翌朝、何も考えずに10時まで眠り呆けていたオレ達はようやく重い腰を上げた。とりあえず朝飯がてら近くの『シーフードマーケット』というレストランに行ってみることに決定。

そんなに遠くなかったので散歩しながらいこうとしていたが、あまりの暑さに200mほどで断念。トゥクトゥクを止める。
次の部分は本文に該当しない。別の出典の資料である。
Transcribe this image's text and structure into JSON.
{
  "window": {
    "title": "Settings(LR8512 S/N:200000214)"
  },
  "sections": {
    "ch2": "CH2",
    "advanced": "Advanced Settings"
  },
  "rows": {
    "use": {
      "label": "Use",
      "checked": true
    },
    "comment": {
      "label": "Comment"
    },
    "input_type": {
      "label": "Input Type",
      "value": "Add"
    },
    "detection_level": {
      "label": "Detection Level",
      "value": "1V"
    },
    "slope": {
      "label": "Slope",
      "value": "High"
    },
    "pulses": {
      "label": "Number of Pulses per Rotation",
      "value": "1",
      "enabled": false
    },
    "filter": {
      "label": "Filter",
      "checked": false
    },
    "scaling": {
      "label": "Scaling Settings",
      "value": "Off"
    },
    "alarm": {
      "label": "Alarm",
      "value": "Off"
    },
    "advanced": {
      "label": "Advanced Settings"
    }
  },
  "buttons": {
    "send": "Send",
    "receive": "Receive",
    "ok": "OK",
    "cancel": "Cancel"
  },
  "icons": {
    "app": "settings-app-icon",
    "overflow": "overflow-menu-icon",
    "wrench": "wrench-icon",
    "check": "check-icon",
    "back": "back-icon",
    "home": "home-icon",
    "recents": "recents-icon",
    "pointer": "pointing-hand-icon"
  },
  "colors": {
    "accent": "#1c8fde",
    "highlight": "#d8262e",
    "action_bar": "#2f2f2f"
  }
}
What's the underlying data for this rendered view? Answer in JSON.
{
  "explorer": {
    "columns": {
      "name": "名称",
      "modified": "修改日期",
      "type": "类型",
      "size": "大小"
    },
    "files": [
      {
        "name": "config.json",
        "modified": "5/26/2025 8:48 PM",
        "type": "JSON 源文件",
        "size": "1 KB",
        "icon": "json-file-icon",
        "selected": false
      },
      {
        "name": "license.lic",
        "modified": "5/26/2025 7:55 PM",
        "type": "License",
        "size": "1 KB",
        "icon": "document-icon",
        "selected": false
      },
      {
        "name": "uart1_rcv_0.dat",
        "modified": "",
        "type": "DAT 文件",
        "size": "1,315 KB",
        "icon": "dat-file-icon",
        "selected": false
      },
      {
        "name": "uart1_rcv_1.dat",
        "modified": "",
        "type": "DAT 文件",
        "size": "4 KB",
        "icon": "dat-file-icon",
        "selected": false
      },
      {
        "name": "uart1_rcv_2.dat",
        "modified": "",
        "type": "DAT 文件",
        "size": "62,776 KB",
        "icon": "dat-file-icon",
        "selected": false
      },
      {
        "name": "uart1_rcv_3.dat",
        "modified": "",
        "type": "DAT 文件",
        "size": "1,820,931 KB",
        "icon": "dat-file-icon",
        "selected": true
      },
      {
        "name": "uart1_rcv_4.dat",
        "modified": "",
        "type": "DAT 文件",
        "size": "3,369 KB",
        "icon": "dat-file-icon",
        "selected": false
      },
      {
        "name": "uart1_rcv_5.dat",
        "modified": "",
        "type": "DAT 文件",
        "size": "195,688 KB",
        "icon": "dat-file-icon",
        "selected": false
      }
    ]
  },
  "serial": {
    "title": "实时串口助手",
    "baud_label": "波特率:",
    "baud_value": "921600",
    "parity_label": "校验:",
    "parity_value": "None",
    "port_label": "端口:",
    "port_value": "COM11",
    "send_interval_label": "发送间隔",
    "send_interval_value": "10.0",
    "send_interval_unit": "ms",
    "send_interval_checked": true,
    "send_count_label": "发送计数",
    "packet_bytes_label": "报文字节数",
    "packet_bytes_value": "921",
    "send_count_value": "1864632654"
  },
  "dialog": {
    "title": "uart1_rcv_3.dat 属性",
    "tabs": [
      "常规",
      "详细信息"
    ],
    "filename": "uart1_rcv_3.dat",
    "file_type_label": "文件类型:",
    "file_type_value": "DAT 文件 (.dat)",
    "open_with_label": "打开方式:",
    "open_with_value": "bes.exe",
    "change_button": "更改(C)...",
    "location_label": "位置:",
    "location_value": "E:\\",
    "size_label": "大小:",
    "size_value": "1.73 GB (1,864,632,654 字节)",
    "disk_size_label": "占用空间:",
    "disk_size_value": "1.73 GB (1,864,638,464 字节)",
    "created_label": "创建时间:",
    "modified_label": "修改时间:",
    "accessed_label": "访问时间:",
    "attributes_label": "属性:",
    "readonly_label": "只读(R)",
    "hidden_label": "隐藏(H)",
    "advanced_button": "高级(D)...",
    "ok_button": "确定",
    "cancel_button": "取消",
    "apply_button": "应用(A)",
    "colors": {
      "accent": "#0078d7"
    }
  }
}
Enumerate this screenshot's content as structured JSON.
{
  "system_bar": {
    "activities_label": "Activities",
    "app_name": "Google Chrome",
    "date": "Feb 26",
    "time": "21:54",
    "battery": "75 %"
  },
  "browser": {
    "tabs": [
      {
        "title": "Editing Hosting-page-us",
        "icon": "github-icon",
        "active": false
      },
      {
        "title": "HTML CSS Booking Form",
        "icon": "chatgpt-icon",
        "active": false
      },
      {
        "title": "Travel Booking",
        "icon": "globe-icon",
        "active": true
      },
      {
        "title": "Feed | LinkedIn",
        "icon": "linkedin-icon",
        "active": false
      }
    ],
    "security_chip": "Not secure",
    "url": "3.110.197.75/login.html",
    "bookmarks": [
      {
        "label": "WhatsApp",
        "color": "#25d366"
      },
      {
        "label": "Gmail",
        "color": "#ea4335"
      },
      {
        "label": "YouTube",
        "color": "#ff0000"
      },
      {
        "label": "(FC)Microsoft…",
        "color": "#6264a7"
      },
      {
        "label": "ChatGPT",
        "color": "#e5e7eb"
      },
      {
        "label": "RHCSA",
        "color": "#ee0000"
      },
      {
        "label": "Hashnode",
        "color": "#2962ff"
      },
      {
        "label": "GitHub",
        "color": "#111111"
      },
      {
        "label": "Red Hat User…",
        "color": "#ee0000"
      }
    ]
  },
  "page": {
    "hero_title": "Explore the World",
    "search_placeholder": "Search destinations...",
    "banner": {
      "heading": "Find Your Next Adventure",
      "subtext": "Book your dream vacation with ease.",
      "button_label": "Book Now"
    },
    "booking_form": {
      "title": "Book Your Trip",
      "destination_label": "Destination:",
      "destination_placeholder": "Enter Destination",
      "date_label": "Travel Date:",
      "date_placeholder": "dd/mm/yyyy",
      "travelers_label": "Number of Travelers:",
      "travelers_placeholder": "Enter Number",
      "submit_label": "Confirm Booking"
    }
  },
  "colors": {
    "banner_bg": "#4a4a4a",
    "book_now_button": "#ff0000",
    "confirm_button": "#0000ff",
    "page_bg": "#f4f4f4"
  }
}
ちなみにトゥクトゥクというのは改造オート三輪のことで、この国では観光地などでポピュラーな乗り物だ。小回りの利く愛らしい外見とは裏腹に、運転手は法外な値段を吹っかけてくる邪悪な人間が多い。天井が低い上にサスペンションの「サ」の字も見当たらないようなその粗末な作りのせいで、座高の高いオレは終始頭を天井にぶつける羽目になる。

行き先を告げると、
「このオレに不可能があるとでも思っているのか!!? 音よりも速いスピードで行ってやるぜ!!」
的なことをタイ語で自信ありげに言ってきたので、乗車。

生ぬるい風に吹かれながら、後ろに流れ去っていく大都会の姿を新鮮な気持ちで眺めていると、柄にもなく感傷的な郷愁にも似た気持ちにふけるオレ達。


仲の良いオレ達



しかし、次第に運転手の異常行動に気付かずにはいられなくなる。スピードも落とさずに裏路地を猛然と駆け抜ける我らがトゥクトゥクの運転手は、左右をせわしげにうかがい始めたと思いきや、いきなり停車。しかし、レストランは見当たらない。すると運転手は、

「最善を尽くしたがたどり着けなかった!! とりあえず駅は近いから、ここで降りてくれや!!」

と、かけらも悪びれる様子を見せずにオレ達に言ってきた。

「知らねえんならはじめっからそう言えやーーっ!! こんなことなら絶対に乗らんかったわ!!」

と怒声を上げるオレ達。職務を果たしていないのにきっかり60バーツ要求してくる運転手に投げ捨てるように金を払い、再び路頭に迷ったオレ達は、とりあえず駅の反対側へ歩いてみることにした。

しかし、30mも行かぬうちに、なにやら物々しいデカい看板が目に入ってくる。

「SEAFOODS MARKET」

なあ、運転手よ。貴様が全力を尽くしたことくらいは認めてやってもいい。
だがこれは、サッカー選手が「オフサイドって何?」って言っているようなもんだろうが!!恥を知れ!!